Esse foi um jogo diferente do de ontem. Hoje, a partida foi muitas vezes chata (confesso que cochilei em alguns momentos) e requereu do espectador muita paciência – e para os fãs de Djoko e Murray um coração em bom estado. Os dois tenistas oscilaram demais, cometeram ao todo 155 erros não forçados, fizeram ralis com mais de 50 trocas de bola, estudaram muito um ao outro, correram absurdamente (Murray então tadinho...) e sobreviveu quem teve melhor preparo psicológico.
Quando eu comecei a assistir ao jogo, tava no primeiro set 3/2 Djokovic com saque. Não demorou muito tempo e ele fechou em 6/3. Murray ainda não tinha entrado na partida, tava jogando umas bolinhas no meio da quadra, os golpes estavam sem potência e o saque fraco. Tudo estava indicando que o jogo seria rápido.
No segundo set, o escocês também começou mal, mas conseguiu uma recuperação incrível e devolveu os 6/3. Aí eu paro um pouco de falar do jogo para falar do estilo do Murray. O britânico, normalmente, tem um saque bem decente com uma bola alta que incomoda principalmente se for no backhand. Além disso, o cara sabe se defender como poucos, ele é quase um Nadal. Digo quase porque o espanhol não só se defende como contra-ataca e ganha o ponto, já Murray não consegue o mesmo feito. O jogo dele é de paciência, é de trocar bolinha do fundo da quadra e esperar o erro do outro. Se o oponente ataca, ele se defende. O problema é que para vencer um Slam, você não pode ficar só se defendendo, você tem que ter personalidade, assumir o risco e partir para a briga. E foi isso que Murray fez no segundo e set e empatou o jogo.
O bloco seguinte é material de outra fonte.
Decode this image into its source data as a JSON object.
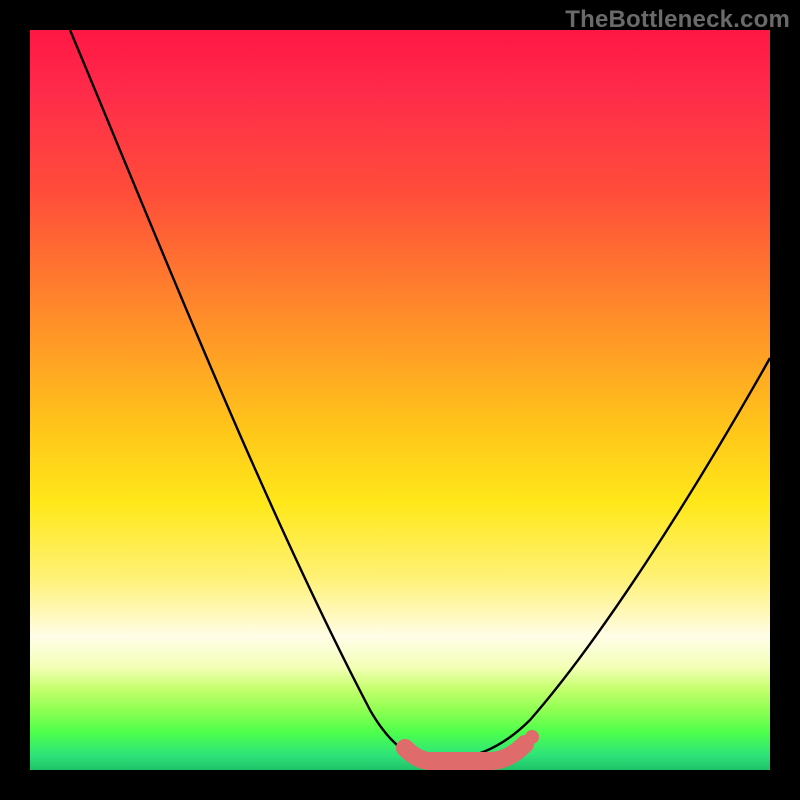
{
  "watermark": "TheBottleneck.com",
  "colors": {
    "background": "#000000",
    "gradient_top": "#ff1744",
    "gradient_bottom": "#1fc167",
    "curve": "#000000",
    "valley_accent": "#e06b6b"
  },
  "chart_data": {
    "type": "line",
    "title": "",
    "xlabel": "",
    "ylabel": "",
    "xlim": [
      0,
      100
    ],
    "ylim": [
      0,
      100
    ],
    "series": [
      {
        "name": "bottleneck-curve",
        "x": [
          0,
          10,
          20,
          30,
          40,
          48,
          52,
          55,
          58,
          62,
          65,
          70,
          80,
          90,
          100
        ],
        "y": [
          100,
          82,
          64,
          46,
          28,
          10,
          3,
          1,
          1,
          3,
          8,
          18,
          34,
          48,
          60
        ]
      }
    ],
    "annotations": [
      {
        "text": "valley-marker",
        "x_start": 52,
        "x_end": 62,
        "y": 1
      }
    ]
  }
}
Voltando então para a análise da partida, o início do terceiro set foi bem apertado. O primeiro game então deve ter demorado uns 10 minutos, pelo menos. Porém, o esforço físico foi tão grande que lá pro meio do set os dois estavam cansados, errando bolas fáceis e terminando os games rapidamente. No final, Murray resolveu atacar e ganhou o set 7/6. Nesse momento todo mundo que estava assistindo ao jogo parou um pouco para pensar. Será que Murray iria vencer?
No quarto set, porém, o cansaço bateu no britânico e um ágil Djokovic ganhou por um fácil 6/1. E estava tudo igual de novo. No último set, Murray voltou a ser guerreiro, saiu de 2/5 para 5/5, teve break point, não aproveitou e Djokovic venceu a partida com 7/5.
Eu gostaria de saber o que Lendl falou para o pupilo quando eles se viram no vestiário.
O jogo não foi bonito como o de ontem, não teve tanta qualidade e técnica, mas teve drama de sobra. Foi muito legal ver a recuperação dos dois ao longo da partida, como eles cansavam, mas sempre encontravam uma motivação para continuar. Djokovic e Murray são dois exemplos de tenistas.
Palpites para domingo? Não tenho. Só sei que, como todo Djokovic x Nadal, será um jogaço.
Amanhã tem a final das meninas. Acho que a experiência da Sharapova pode fazer a diferença, mas a Azarenka tá jogando muito tênis. Será outro jogaço.